As we journey through Romans on Sunday mornings the theological quandaries continue to pour in. Most of them are the result of careful consideration, as folks endeavor to be sound doctrinally so that our worship of God and declarations about God are accurate. One such question I received last night and believe that many followers of Jesus may wrestle with unpacking the themes contained within it. The query is: “How can we indeed be ‘without excuse’ (as Romans 1:20 declares) if predestination is true?” In other words, if God sovereignly chose, apart from the will of man, certain sinners to become saints and consequently did not choose others, and only those whom He chose can in fact come to saving faith, how then can we legitimately be held responsible for refusing Christ? Deductive reasoning would therefore lead us to conclude that since we are actually without excuse that unconditional election must not be true.

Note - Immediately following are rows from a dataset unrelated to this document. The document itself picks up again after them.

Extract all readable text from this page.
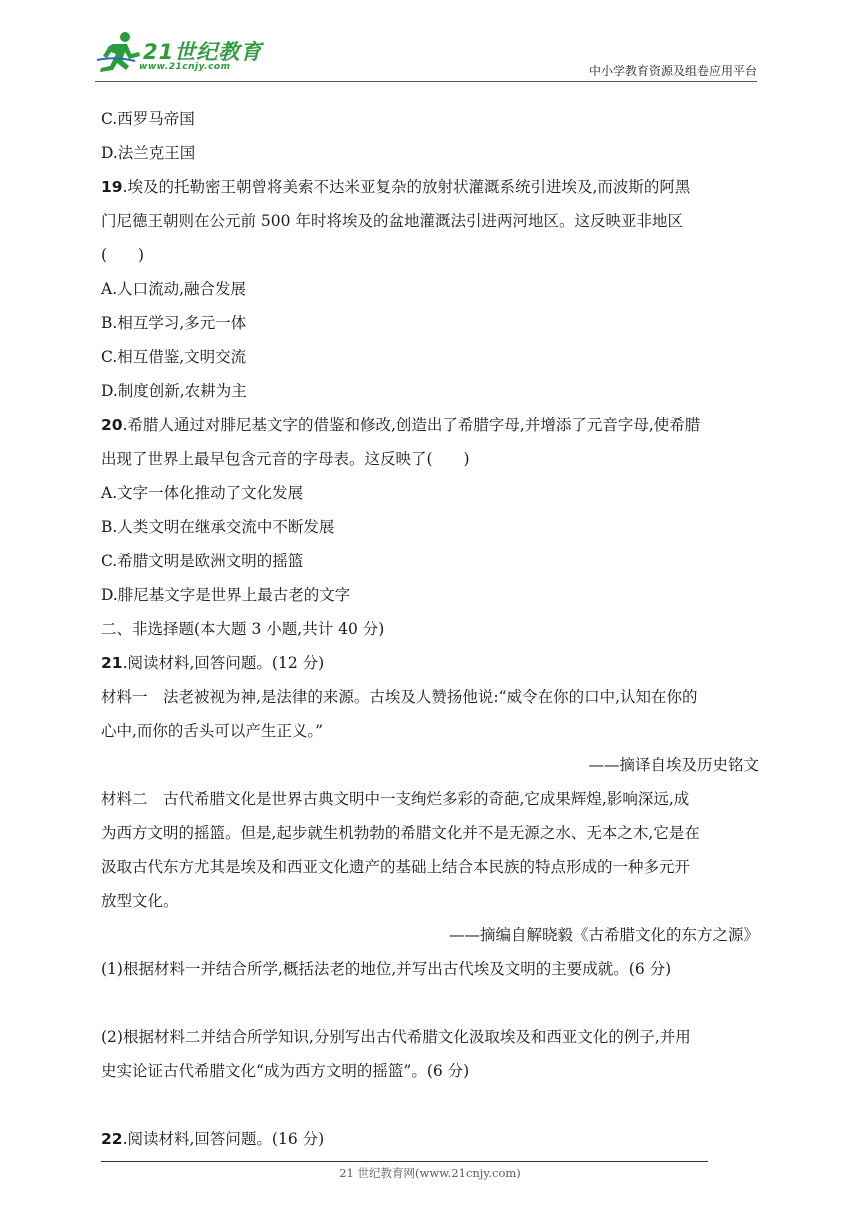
21世纪教育
www.21cnjy.com	中小学教育资源及组卷应用平台
C.西罗马帝国
D.法兰克王国
19.埃及的托勒密王朝曾将美索不达米亚复杂的放射状灌溉系统引进埃及,而波斯的阿黑
门尼德王朝则在公元前 500 年时将埃及的盆地灌溉法引进两河地区。这反映亚非地区
(　　)
A.人口流动,融合发展
B.相互学习,多元一体
C.相互借鉴,文明交流
D.制度创新,农耕为主
20.希腊人通过对腓尼基文字的借鉴和修改,创造出了希腊字母,并增添了元音字母,使希腊
出现了世界上最早包含元音的字母表。这反映了(　　)
A.文字一体化推动了文化发展
B.人类文明在继承交流中不断发展
C.希腊文明是欧洲文明的摇篮
D.腓尼基文字是世界上最古老的文字
二、非选择题(本大题 3 小题,共计 40 分)
21.阅读材料,回答问题。(12 分)
材料一　法老被视为神,是法律的来源。古埃及人赞扬他说:“威令在你的口中,认知在你的
心中,而你的舌头可以产生正义。”
——摘译自埃及历史铭文
材料二　古代希腊文化是世界古典文明中一支绚烂多彩的奇葩,它成果辉煌,影响深远,成
为西方文明的摇篮。但是,起步就生机勃勃的希腊文化并不是无源之水、无本之木,它是在
汲取古代东方尤其是埃及和西亚文化遗产的基础上结合本民族的特点形成的一种多元开
放型文化。
——摘编自解晓毅《古希腊文化的东方之源》
(1)根据材料一并结合所学,概括法老的地位,并写出古代埃及文明的主要成就。(6 分)
(2)根据材料二并结合所学知识,分别写出古代希腊文化汲取埃及和西亚文化的例子,并用
史实论证古代希腊文化“成为西方文明的摇篮”。(6 分)
22.阅读材料,回答问题。(16 分)
21 世纪教育网(www.21cnjy.com)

There are two ways that I would go about answering this question.
First, in the context of Romans 1 Paul is speaking of the general way in which God has revealed Himself cognitively and consciously to all of humanity. Since His invisible attributes are clearly perceived from the foundation of the world, and mankind thereby realizes that there is a God, that they owe Him their submission, and that they must endeavor to figure out what He requires of them, they are – if they suppress that revelation and reject the authority of God – without excuse on the day of judgment. They know He exists and yet are willfully refusing to obey him, therefore, their condemnation is just and deserved.
Second, some truths of Scripture are at times paradoxical in nature. Some would say that human responsibility, if it is true, nullifies the doctrine of predestination. Others would say that predestination, since it is true, makes void human responsibility. The Biblical reality is that both divine, unconditional predestination is true (Ephesians 1:4; 2 Thessalonians 2:13; 1 Thessalonians 1:4), and human volition and responsibility is also true (Romans 10:11-13). Though we cannot completely reconcile how individuals are completely responsible in salvation AND how God has chosen an elect bride for His Son and only those will be saved, it does not mean that either statement is erroneous. The problem is not the truth; the problem is our limited and fallible understanding, and often times humanistic interpretation, of the truth. It is true that God elects sinners for salvation, commissioning the Holy Spirit to awaken the hearts of those sinners and draw them into salvation and only those awakened will in fact come; but this truth does not negate the responsibility of sinners to come to Christ. In other words, just because I cannot do what is right that does not excuse me from doing what is right. Therefore, on the day of judgment all of humanity will either stand in their sin, having suppressed the knowledge of God and ultimately rejected him thereby being fully responsible for their condemnation; or they will stand in Christ’s righteousness, having been rescued by the sovereign selection of God the Father, redeeming work of the Son, and regeneration of the Spirit whereby all credit for our salvation goes to the Divine.
I sincerely hope that this will help as each of you continues to plow through this masterful epistle.